Initiation of Care of the Head-Injured Athlete

Airway Injury or Compromise

  • Perform primary survey, following the ABCDEs (airway, breathing, circulation, disability/neurologic assessment, exposure) of basic life support.

  • May need to secure airway before making any other assessment.

  • If neck is injured, use jaw thrust maneuver and maintain cervical spine precautions.

  • May be difficult to maintain airway with unstable mandibular fracture and some soft tissue injuries.

  • Can use oral airway or endotracheal tube as indicated in unconscious patients. A nasal trumpet works well in an awake patient without a midface fracture.

  • Cricothyrotomy may be the only option in emergency.

Cervical Spine Injury and Concussion (See Chapter 45 : “Head Injuries” and Chapter 46 : “Neck Injuries”)

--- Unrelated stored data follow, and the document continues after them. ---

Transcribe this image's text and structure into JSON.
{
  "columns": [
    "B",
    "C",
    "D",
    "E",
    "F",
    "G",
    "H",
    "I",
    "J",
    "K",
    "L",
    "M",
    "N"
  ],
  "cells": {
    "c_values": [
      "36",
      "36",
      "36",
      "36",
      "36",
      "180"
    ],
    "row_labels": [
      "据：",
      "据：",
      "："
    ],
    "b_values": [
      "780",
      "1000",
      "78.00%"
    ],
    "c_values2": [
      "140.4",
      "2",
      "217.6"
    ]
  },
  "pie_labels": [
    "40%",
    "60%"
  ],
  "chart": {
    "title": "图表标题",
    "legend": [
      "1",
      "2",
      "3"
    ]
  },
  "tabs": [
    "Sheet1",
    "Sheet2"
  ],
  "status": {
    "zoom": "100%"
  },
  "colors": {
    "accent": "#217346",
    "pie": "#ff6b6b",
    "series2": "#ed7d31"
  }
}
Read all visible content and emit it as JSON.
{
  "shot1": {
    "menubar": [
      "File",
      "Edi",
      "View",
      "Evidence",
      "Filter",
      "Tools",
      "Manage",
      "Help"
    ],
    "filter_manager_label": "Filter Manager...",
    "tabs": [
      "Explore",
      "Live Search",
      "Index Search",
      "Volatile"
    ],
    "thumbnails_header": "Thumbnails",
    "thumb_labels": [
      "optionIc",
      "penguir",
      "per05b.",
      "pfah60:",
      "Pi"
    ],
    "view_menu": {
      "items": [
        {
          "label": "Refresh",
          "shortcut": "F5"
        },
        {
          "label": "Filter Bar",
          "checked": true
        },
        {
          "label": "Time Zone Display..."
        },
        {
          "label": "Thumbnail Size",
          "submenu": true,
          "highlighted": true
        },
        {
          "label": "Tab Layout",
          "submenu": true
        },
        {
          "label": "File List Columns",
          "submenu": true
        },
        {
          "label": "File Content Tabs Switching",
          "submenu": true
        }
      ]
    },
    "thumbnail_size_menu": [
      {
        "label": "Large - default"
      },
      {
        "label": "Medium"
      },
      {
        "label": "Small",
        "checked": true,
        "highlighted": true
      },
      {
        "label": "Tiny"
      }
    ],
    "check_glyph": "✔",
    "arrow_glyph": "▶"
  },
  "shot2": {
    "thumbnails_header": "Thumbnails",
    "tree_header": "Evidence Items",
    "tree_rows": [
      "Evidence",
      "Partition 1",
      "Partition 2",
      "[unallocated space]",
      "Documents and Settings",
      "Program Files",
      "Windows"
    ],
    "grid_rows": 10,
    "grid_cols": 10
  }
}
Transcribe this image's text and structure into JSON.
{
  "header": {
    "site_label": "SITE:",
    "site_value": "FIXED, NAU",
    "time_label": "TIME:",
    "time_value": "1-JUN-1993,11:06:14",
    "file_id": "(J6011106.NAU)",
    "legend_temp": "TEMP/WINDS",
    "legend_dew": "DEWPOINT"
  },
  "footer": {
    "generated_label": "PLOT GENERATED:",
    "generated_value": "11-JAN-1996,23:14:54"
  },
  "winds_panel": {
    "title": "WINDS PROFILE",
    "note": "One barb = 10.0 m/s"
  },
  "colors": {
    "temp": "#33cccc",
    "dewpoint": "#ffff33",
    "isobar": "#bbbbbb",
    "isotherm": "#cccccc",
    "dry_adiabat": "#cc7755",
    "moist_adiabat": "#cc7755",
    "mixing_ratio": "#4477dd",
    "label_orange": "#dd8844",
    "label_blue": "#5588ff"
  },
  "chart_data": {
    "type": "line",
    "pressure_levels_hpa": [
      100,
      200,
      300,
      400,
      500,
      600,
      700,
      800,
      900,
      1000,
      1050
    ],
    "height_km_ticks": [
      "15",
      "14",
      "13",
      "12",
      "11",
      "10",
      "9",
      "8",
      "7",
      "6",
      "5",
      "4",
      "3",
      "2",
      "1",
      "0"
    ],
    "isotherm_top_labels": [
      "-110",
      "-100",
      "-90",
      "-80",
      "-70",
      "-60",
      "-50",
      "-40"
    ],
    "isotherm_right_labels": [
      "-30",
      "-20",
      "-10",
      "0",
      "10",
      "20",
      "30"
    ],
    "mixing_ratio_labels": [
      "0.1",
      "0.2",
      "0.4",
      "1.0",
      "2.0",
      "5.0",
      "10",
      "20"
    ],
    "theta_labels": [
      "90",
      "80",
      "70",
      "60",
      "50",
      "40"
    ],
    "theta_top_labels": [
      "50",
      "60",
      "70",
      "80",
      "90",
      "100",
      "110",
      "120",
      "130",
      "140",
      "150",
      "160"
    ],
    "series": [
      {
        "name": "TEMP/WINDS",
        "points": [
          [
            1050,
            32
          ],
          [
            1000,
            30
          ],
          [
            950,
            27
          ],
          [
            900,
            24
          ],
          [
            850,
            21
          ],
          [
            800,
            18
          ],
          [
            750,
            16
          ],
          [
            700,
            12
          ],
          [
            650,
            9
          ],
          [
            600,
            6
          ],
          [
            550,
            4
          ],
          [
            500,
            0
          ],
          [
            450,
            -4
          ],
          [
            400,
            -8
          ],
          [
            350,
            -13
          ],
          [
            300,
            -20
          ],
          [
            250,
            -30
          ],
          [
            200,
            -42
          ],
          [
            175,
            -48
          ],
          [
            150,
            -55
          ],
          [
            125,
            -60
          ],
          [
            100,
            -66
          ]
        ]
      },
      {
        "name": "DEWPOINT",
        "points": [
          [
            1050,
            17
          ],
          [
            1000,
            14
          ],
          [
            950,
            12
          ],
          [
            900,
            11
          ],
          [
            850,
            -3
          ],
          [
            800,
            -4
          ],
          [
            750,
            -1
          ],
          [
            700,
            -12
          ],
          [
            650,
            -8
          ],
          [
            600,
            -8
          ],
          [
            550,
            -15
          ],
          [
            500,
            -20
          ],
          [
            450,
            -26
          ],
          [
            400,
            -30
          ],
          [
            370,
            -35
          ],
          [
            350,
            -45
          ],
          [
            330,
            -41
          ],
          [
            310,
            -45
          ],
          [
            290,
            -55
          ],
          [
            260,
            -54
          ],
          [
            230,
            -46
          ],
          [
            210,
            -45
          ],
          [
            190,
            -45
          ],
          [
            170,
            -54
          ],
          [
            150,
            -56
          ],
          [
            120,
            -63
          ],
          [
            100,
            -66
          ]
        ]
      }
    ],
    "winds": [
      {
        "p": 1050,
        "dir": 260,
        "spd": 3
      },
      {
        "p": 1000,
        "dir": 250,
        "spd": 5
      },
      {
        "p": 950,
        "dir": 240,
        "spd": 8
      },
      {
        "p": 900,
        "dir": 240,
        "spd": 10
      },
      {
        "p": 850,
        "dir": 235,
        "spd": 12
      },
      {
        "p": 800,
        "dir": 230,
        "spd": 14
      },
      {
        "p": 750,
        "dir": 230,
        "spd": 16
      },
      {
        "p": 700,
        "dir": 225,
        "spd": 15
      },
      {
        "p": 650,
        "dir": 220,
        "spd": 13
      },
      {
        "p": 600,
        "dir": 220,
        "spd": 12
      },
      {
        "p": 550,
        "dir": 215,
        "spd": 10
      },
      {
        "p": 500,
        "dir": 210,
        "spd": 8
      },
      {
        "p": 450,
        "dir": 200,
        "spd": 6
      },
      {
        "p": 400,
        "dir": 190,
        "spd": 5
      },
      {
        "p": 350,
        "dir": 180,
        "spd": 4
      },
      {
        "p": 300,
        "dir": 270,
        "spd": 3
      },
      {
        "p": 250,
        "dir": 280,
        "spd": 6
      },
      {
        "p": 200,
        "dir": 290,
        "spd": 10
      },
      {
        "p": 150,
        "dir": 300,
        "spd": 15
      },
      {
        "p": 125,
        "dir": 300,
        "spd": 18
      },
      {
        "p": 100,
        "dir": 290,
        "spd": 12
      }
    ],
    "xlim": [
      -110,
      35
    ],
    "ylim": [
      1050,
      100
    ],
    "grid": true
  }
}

  • The spine must be stabilized if there is any doubt regarding injury or if the athlete shows altered mental status.

  • With facial injuries, providers must check for associated cervical spine injuries or concussion. Approximately 1 in 20 mandibular fractures will have an associated cervical spine injury.


  • Check for history of abnormalities such as crooked nose, missing teeth, malocclusion, or anisocoria to look for preexisting condition.

Physical Examination


  • Observe for facial asymmetry, facial nerve function, midface widening (intercanthal distance), ocular asymmetry, and malocclusion from multiple angles.

  • Early examination before swelling causes any asymmetry is optimal.

  • Bleeding or bruising may be indicative of other possible injuries.


  • Systematically palpate bony structures, including maxilla and mandible, bimanually with gloved fingers in the oral cavity.

  • Conduct sensory examination for possible nerve injuries, including all three branches of the trigeminal nerve ( Fig. 48.1 ).

    Figure 48.1, Cutaneous nerves of head and neck.